Digital Twin for Oilfields Gains New Optimization Algorithms
Researchers at Novosibirsk State Technical University have developed an algorithm for the oil and gas industry that reduces engineering calculations for designing and upgrading field power infrastructure from three to five months to about one week.

The new technology developed by researchers at Novosibirsk State Technical University (NSTU) is designed to become part of an oilfield digital twin, a virtual model that integrates geological data, production metrics, power supply information, grid conditions, and electricity demand into a unified operating environment.
The application-specific algorithm is designed to accelerate engineering calculations while making oilfield power system management more transparent. That addresses a pressing industry challenge: power infrastructure at many producing fields has aged significantly, while new generating capacity has not kept pace with rising demand. Estimating future electrical loads for modernizing existing assets or designing new facilities remains both time-consuming and resource-intensive. Until now, the market has lacked a dedicated tool for solving this problem.
An equally important capability is the system's ability to generate multiple infrastructure design scenarios tailored to specific operational objectives. It does so through automated data collection, processing, and simulation. But the platform's capabilities extend well beyond engineering design. Operating in real time, the platform monitors infrastructure conditions, evaluates system performance, and continuously adapts power supply to changing operating conditions.

A New Level of Planning
If the technology delivers the expected performance in broader deployment, it could find applications not only in engineering design but also in energy audits of operating oil and gas fields. For Russia, where producing assets are often located in remote regions, the technology could become particularly valuable.

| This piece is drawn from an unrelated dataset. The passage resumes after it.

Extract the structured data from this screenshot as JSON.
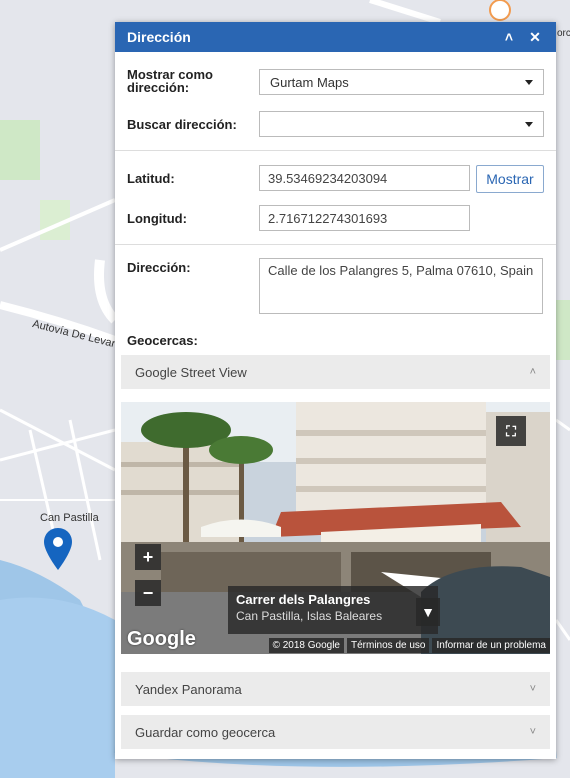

The algorithm was tested on operating oil and gas assets rather than only under laboratory conditions. One of the principal case studies involved the Romanovskoye field, where the system processed data from 51 well pads and 243 wells. That made it possible to evaluate how effectively the algorithm handles large volumes of heterogeneous information, including geological data, production parameters, and power network conditions, under operating conditions that closely resemble real field environments.

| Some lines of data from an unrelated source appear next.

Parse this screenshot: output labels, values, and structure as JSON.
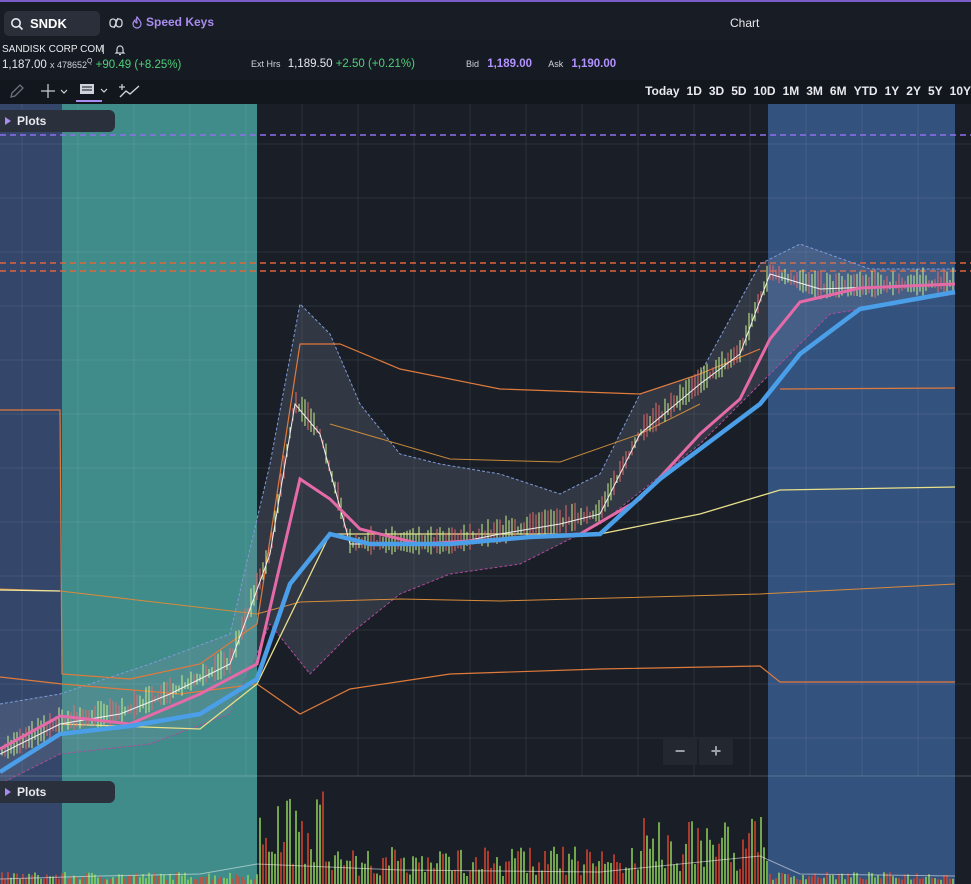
{
  "search": {
    "symbol": "SNDK"
  },
  "topbar": {
    "speed_keys_label": "Speed Keys",
    "title": "Chart"
  },
  "quote": {
    "name": "SANDISK CORP COM",
    "separator": "|",
    "last": "1,187.00",
    "volume": "x 478652",
    "volume_flag": "Q",
    "change": "+90.49 (+8.25%)",
    "ext_label": "Ext Hrs",
    "ext_price": "1,189.50",
    "ext_change": "+2.50 (+0.21%)",
    "bid_label": "Bid",
    "bid": "1,189.00",
    "ask_label": "Ask",
    "ask": "1,190.00"
  },
  "timeframes": [
    "Today",
    "1D",
    "3D",
    "5D",
    "10D",
    "1M",
    "3M",
    "6M",
    "YTD",
    "1Y",
    "2Y",
    "5Y",
    "10Y"
  ],
  "plots": {
    "upper_label": "Plots",
    "lower_label": "Plots"
  },
  "zoom": {
    "minus": "−",
    "plus": "+"
  },
  "colors": {
    "session_left": "#34476a",
    "session_teal": "#3f8c8a",
    "session_right": "#34527e",
    "pink_ma": "#e56aa8",
    "blue_ma": "#4a9fe8",
    "accent_purple": "#a88cf0",
    "dashed_orange": "#e0643c"
  }
}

The technology also arrives at an opportune moment, aligning with Russia's initiative to develop digital twins across the fuel and energy sector, first announced in 2025. The country has set a long-term goal of creating KiberTEK (Cyber Fuel and Energy Complex) by 2050. At the same time, the Ministry of Energy has outlined plans for an industry-wide digital twin spanning the entire value chain, from crude oil production through petrochemical manufacturing. The ministry also intends to use digital twins to help determine tax regimes for oil and gas fields. In that sense, digital twins are expanding beyond operational modeling to support economic modeling and regulatory decision-making.

A Valley of Digital Twins
Gazprom Neft was among the industry's early pioneers in adopting digital twin technology. In 2021, the company developed a digital twin of the A. Zhagrin oilfield. The virtual model replicated production operations, logistics, reservoir pressure maintenance, and crude oil treatment, representing one of the earliest deployments of digital twin technology at a large-scale oil and gas asset.
That same year, Messoyakhaneftegaz launched a digital operations center for its Arctic oilfield. Its digital twins were synchronized with live production processes and reproduced the production cycle with 97% accuracy. The technology was used to support real-time production management.

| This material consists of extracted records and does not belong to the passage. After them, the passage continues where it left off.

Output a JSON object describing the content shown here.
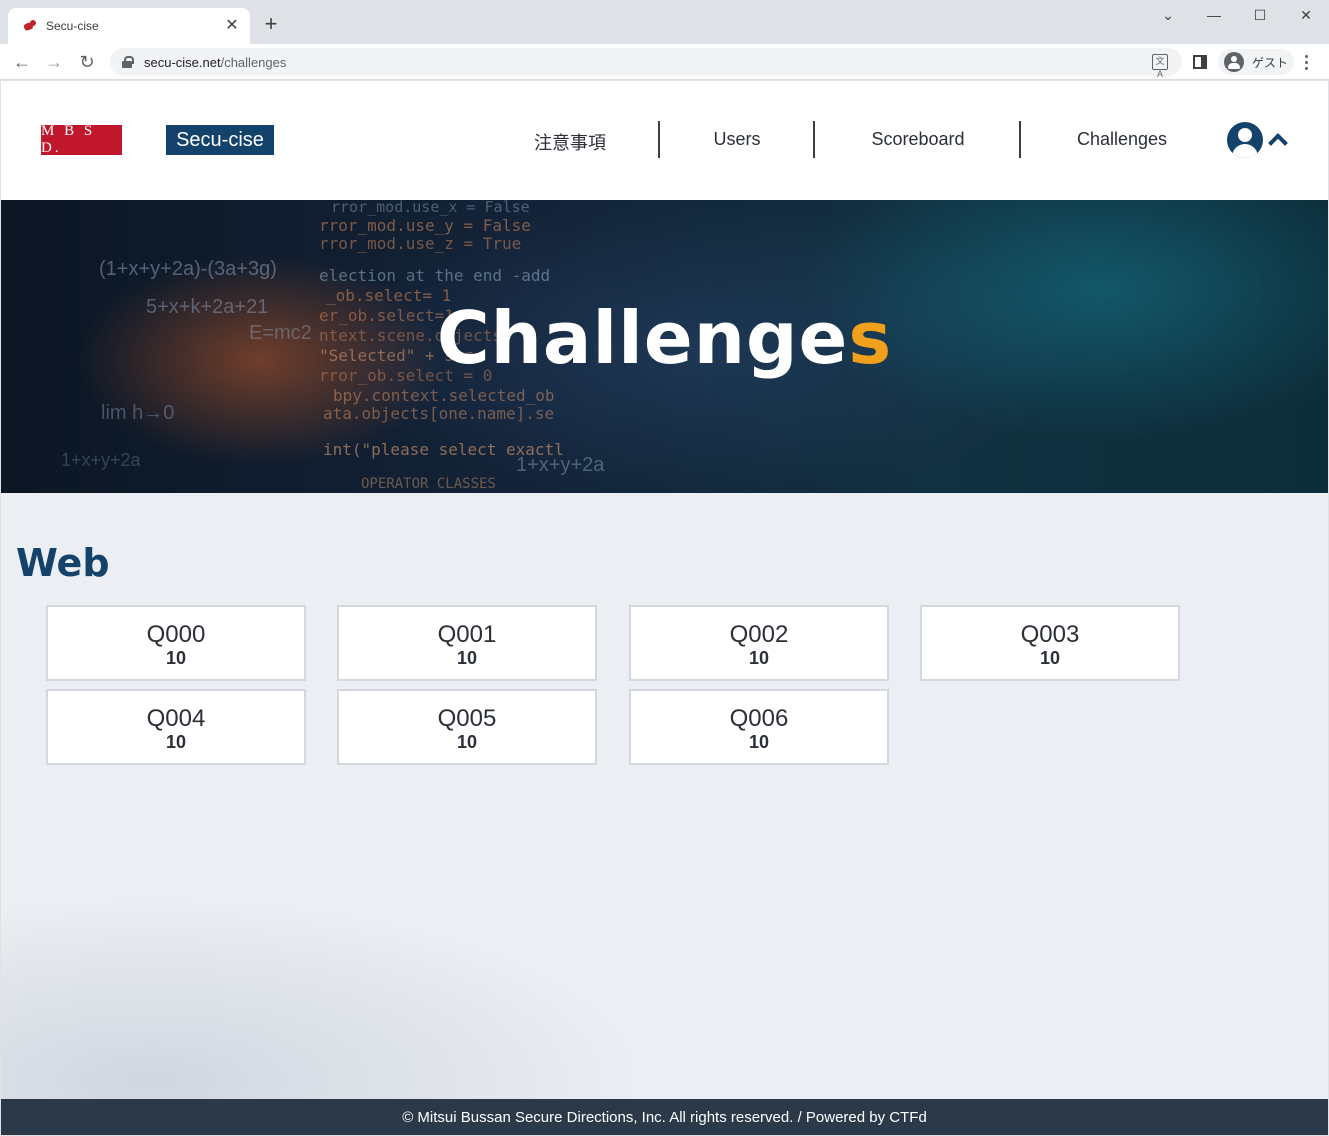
{
  "browser": {
    "tab_title": "Secu-cise",
    "url_host": "secu-cise.net",
    "url_path": "/challenges",
    "profile_label": "ゲスト"
  },
  "header": {
    "logo_text": "M B S D.",
    "brand": "Secu-cise",
    "nav": [
      "注意事項",
      "Users",
      "Scoreboard",
      "Challenges"
    ]
  },
  "hero": {
    "title_main": "Challenge",
    "title_accent": "s",
    "code_lines": [
      "rror_mod.use_x = False",
      "rror_mod.use_y = False",
      "rror_mod.use_z = True",
      "election at the end -add",
      "_ob.select= 1",
      "er_ob.select=1",
      "ntext.scene.objects",
      "\"Selected\" + str",
      "rror_ob.select = 0",
      "bpy.context.selected_ob",
      "ata.objects[one.name].se",
      "int(\"please select exactl",
      "OPERATOR CLASSES",
      "(1+x+y+2a)-(3a+3g)",
      "5+x+k+2a+21",
      "E=mc2",
      "lim h→0",
      "1+x+y+2a",
      "1+x+y+2a"
    ]
  },
  "section": {
    "title": "Web"
  },
  "challenges": [
    {
      "name": "Q000",
      "points": "10"
    },
    {
      "name": "Q001",
      "points": "10"
    },
    {
      "name": "Q002",
      "points": "10"
    },
    {
      "name": "Q003",
      "points": "10"
    },
    {
      "name": "Q004",
      "points": "10"
    },
    {
      "name": "Q005",
      "points": "10"
    },
    {
      "name": "Q006",
      "points": "10"
    }
  ],
  "footer": {
    "text": "© Mitsui Bussan Secure Directions, Inc. All rights reserved. / Powered by CTFd"
  },
  "colors": {
    "brand_navy": "#13426b",
    "mbsd_red": "#c0172d",
    "accent_orange": "#f0a01c",
    "footer_bg": "#2b3949"
  }
}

Gazprom Neft has since expanded its digital twin portfolio. The company developed a digital twin for seismic exploration, creating an online platform for planning, executing, and analyzing oil and gas exploration projects during the upstream exploration phase. It is also developing a digital twin of permafrost conditions for fields on the Yamal Peninsula. The platform integrates data from engineering and geological boreholes, satellite imagery, and field surveys to forecast permafrost behavior and assess risks to industrial infrastructure.

Taken together, these developments suggest that digital twins are evolving beyond broad representations of industrial operations toward specialized tools designed to solve increasingly specific operational and engineering challenges.